Menurut pantauan hidayatullah.com, sepertinya semua pengemudi ingin bergegas sampai tujuan.
Tak hanya itu, semua juga saling membunyikan klakson, walaupun jarak antara satu kendaraaan dengan yang lain cukup jauh.
Bagi yang tidak terbiasa, tentu itu membuat bising. Namun, bagi masyarakat Bangladesh, itu hal yang lumrah.
“Ya, beginilah setiap hari, semua orang yang berkendara membunyikan klakson,” kata supir yang membawa kami menuju sebuah hotel tempat menginap.
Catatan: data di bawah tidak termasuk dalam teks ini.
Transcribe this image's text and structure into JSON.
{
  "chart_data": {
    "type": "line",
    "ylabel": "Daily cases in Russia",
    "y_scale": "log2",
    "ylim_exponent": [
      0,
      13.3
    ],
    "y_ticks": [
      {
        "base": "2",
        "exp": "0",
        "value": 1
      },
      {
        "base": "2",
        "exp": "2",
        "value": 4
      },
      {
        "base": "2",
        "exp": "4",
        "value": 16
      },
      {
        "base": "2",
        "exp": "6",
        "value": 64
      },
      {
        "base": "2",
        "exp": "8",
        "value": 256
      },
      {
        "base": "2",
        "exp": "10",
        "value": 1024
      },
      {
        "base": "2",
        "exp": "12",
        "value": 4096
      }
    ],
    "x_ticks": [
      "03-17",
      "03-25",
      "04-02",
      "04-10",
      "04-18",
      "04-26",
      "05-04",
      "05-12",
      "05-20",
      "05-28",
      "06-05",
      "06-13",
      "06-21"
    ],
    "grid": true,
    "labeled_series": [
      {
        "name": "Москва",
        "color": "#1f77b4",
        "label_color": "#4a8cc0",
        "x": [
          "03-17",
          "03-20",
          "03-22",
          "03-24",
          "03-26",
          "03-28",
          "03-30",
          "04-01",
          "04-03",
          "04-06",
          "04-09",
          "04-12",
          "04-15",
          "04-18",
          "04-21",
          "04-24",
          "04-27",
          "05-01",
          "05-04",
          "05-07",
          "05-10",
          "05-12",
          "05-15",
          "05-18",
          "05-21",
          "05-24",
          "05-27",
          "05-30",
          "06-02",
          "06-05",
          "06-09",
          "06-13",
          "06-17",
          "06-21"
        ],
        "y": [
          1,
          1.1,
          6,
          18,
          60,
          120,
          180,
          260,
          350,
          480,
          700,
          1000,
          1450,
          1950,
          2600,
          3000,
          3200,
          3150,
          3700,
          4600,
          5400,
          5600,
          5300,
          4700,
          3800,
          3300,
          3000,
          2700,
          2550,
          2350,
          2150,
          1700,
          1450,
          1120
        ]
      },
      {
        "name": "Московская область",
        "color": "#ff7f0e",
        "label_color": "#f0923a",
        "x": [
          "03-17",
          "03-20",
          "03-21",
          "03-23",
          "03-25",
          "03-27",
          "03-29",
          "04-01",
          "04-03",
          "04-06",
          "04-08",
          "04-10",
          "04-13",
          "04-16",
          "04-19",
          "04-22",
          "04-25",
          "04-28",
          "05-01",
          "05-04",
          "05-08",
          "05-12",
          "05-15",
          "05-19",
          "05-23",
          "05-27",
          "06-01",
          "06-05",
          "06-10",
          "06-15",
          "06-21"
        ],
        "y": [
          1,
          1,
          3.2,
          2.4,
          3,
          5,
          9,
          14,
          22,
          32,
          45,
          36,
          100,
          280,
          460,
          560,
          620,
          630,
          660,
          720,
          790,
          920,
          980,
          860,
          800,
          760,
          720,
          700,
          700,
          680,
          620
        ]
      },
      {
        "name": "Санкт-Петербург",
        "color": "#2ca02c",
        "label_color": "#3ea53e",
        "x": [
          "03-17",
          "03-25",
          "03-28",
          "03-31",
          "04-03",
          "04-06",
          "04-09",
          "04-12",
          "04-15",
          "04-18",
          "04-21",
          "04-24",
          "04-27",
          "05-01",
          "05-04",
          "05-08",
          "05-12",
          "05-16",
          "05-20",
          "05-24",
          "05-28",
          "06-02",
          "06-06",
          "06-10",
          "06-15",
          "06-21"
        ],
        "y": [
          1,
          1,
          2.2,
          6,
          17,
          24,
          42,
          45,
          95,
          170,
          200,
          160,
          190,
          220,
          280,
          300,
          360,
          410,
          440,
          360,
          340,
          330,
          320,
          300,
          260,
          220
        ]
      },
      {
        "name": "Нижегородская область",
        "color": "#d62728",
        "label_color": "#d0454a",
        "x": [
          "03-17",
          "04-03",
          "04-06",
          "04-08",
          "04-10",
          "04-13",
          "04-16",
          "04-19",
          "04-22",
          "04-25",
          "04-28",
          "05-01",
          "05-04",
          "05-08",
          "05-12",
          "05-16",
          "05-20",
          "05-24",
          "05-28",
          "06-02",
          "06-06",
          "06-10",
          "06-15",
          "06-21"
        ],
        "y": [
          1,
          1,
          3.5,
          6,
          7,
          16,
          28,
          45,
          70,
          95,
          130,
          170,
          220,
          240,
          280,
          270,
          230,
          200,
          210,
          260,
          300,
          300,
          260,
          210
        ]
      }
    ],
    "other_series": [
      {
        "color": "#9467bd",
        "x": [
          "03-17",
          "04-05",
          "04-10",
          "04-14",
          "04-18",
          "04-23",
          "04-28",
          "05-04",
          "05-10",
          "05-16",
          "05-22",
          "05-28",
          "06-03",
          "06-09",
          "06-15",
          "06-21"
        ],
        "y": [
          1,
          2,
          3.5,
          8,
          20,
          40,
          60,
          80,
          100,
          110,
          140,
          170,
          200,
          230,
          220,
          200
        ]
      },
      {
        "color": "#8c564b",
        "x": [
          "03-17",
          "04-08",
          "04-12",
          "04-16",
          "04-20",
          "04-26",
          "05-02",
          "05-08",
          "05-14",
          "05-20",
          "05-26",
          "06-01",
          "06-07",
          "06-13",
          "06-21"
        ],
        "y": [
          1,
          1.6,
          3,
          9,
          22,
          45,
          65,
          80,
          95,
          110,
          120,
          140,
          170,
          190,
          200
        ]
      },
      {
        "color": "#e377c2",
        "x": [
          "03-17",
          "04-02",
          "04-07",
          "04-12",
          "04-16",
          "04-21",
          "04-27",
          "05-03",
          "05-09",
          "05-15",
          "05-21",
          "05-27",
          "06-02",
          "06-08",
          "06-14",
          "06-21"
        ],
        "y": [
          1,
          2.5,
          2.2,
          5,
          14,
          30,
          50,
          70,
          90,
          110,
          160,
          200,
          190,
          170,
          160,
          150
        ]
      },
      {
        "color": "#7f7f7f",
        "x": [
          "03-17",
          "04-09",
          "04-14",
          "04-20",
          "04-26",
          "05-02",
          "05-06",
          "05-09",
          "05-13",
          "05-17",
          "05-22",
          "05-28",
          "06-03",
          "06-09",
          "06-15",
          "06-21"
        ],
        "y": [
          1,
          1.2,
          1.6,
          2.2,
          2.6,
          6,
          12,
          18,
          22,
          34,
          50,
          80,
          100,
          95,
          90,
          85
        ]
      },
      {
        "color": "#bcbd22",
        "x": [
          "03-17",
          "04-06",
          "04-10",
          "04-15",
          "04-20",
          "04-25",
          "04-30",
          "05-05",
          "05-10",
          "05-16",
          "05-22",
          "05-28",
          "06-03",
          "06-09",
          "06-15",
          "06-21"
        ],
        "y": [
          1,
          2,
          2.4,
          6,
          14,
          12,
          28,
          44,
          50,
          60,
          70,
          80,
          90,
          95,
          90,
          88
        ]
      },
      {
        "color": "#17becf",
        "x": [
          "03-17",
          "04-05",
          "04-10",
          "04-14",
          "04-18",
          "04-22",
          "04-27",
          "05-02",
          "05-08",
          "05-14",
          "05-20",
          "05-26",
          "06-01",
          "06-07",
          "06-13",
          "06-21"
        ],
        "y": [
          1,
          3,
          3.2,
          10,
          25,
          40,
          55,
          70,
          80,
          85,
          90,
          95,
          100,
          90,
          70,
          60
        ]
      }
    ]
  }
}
Selain itu, sepanjang jalan sangat jarang sekali marka jalan. Seperti larangan parkir di badan jalan (P), dilarang berhenti (S), ataupun zebracross.
Anehnya, jika kendaraan mereka saling tersenggol, tidak ada pengemudi yang marah dan mengotot.
Awak media ini juga tidak melihat garis pemisah kendaraan di jalan raya, seperti halnya di Indonesia.
Kemacetan juga terjadi di banyak jalan protokol Bangladesh. Tapi kami tidak pernah melihat polisi lalu lintas yang mengurai kemacetan.
“Polisi di Bangladesh tidak bekerja untuk itu,” kata Ruhul, pemandu kami selama di Cox’s Bazar, Bangladesh.
Di Cox’s Bazar juga tidak ada lampu lalu lintas dan pos polisi. Bahkan tidak ada pengendara sepeda motor yang memakai helm, baik yang sendiri maupun yang berboncengan bertiga sekalipun.
“Tidak masalah tanpa helm,” kata Murad, warga Bangladesh yang menemani kami yang merasakan sendiri saat dibonceng bertiga melewati polisi dan tidak ditegur, apalagi ditilang.
Baca: Di Makkah Antar Anak ke Sekolah dengan Motor Melanggar Lalu Lintas
Jika Anda keluar dari Bandara Internasional Dhaka, jangan kaget jika bus-bus yang berlalu lalang seperti kondisi Jakarta antara tahun 1980 dan 1990-an. Tidak hanya bus, truk yang berlalu lalang juga buatan tahun 80-90an.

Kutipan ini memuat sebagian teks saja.